Publié dans la revue American Psychologist(1), une étude britannique affirme quelque chose qui surprend : le fait de prononcer des jurons pendant un effort physique peut améliorer vos performances. Ce n’est pas une blague, et ce n’est pas une stratégie marketing : c’est un constat scientifique qui ouvre une piste nouvelle sur la manière dont notre esprit agit sur notre corps.
En bref
Une expérience simple, des résultats clairs
Des chercheurs de l’Université de Keele au Royaume-Uni ont demandé à 192 participants d’effectuer des pompes sur une chaise, un mouvement qui sollicite les bras et les pectoraux.
Pendant l’exercice, certains répétaient un juron de leur choix toutes les deux secondes, tandis que d’autres répétaient un mot neutre sans charge émotionnelle.
Résultat : ceux qui juraient ont tenu plus longtemps et ont fourni un effort plus soutenu que ceux qui prononçaient des mots neutres.
Les chercheurs ont aussi interrogé les participants après l’exercice pour comprendre ce qui se passait dans leur tête pendant l’effort. Ceux qui avaient juré ont déclaré se sentir plus confiants, moins gênés par la douleur, et profondément plongés dans l’effort, un état que les psychologues appellent le « flow ».
Ce n’est pas la première fois que Richard Stephens, psychologue et l’un des auteurs de l’étude, explore ce sujet : des travaux antérieurs avaient déjà montré qu’en moyenne, dire un juron peut augmenter la force produite lors de tâches physiques courtes.
Pourquoi des gros mots peuvent aider ?
L’hypothèse principale des scientifiques est la suivante : quand on jure, on « se libère« des limites sociales et mentales qui nous retiennent au moment de forcer.
Dans la vie de tous les jours, on retient souvent ce qu’on dit et ce qu’on fait pour ne pas choquer ou se faire remarquer. Quand on laisse sortir un juron, cette petite « barrière interne » s’efface provisoirement. Cela permettrait au cerveau de se concentrer davantage sur l’effort et moins sur la douleur ou la fatigue, ce qui, en pratique, améliore la performance.

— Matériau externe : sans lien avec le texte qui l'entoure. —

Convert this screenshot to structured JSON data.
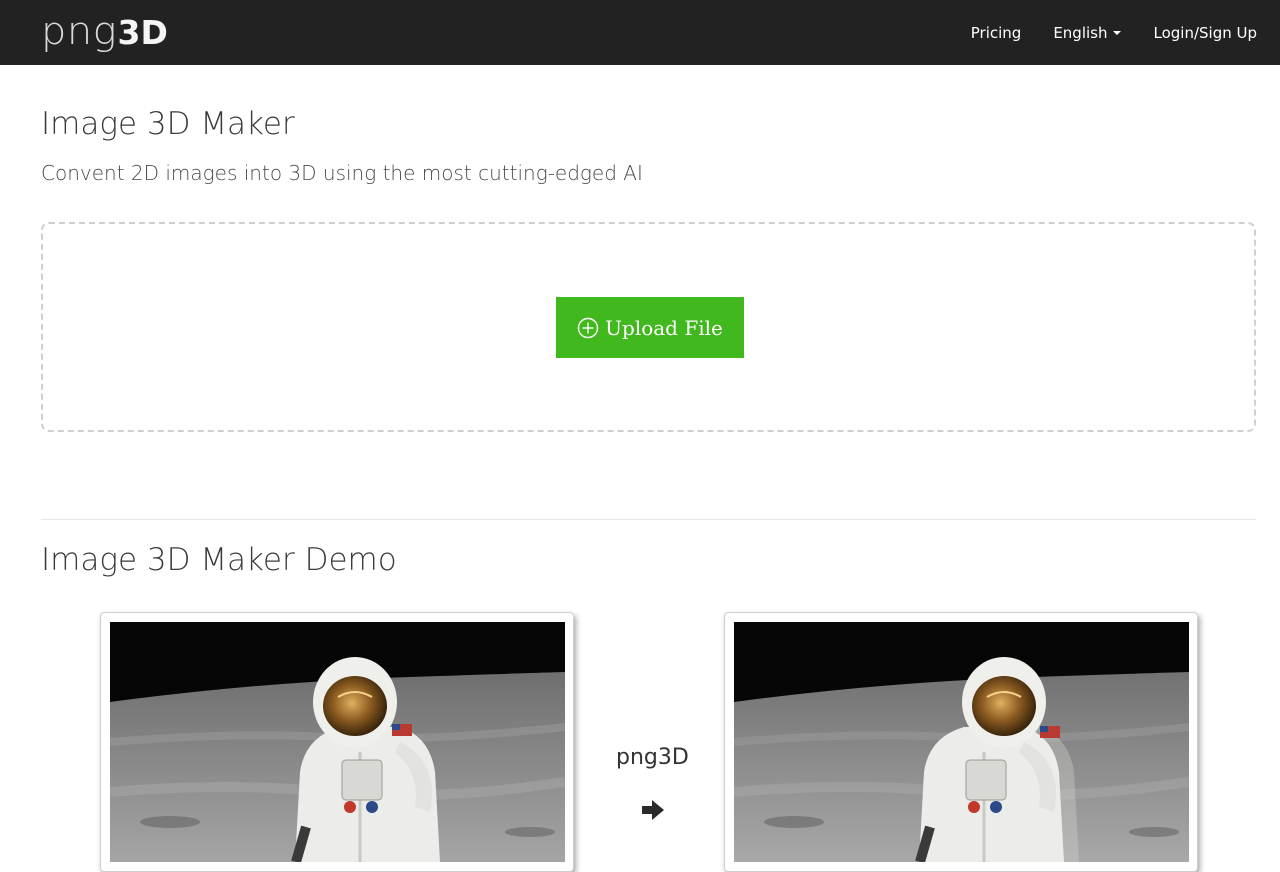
{
  "navbar": {
    "logo_light": "png",
    "logo_bold": "3D",
    "links": {
      "pricing": "Pricing",
      "language": "English",
      "login": "Login/Sign Up"
    }
  },
  "main": {
    "title": "Image 3D Maker",
    "subtitle": "Convent 2D images into 3D using the most cutting-edged AI",
    "upload_button": "Upload File",
    "upload_icon": "plus-circle-icon"
  },
  "demo": {
    "title": "Image 3D Maker Demo",
    "arrow_label": "png3D",
    "arrow_icon": "arrow-right-icon"
  },
  "colors": {
    "navbar_bg": "#222222",
    "upload_green": "#41b91e",
    "dropzone_border": "#cfcfcf"
  }
}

Les chercheurs expliquent que ce n’est pas une question d’adrénaline ou d’hormones du stress : il ne s’agit pas d’un réflexe de combat ou de fuite, mais bien d’un effet psychologique subtil qui change l’état d’esprit de l’individu.
Ce que cela ne veut pas dire
Ce n’est pas une invitation à crier tout ce qui passe par la tête dans une salle de sport ou en compétition :
- Ce n’est pas une solution miracle pour progresser physiquement : l’entraînement, la nutrition et la récupération restent essentiels ;
- L’étude montre un effet modéré, pas une explosion de puissance instantanée ;
- Le contexte social compte : ce type de comportement peut être mal perçu ou inadapté dans certains environnements.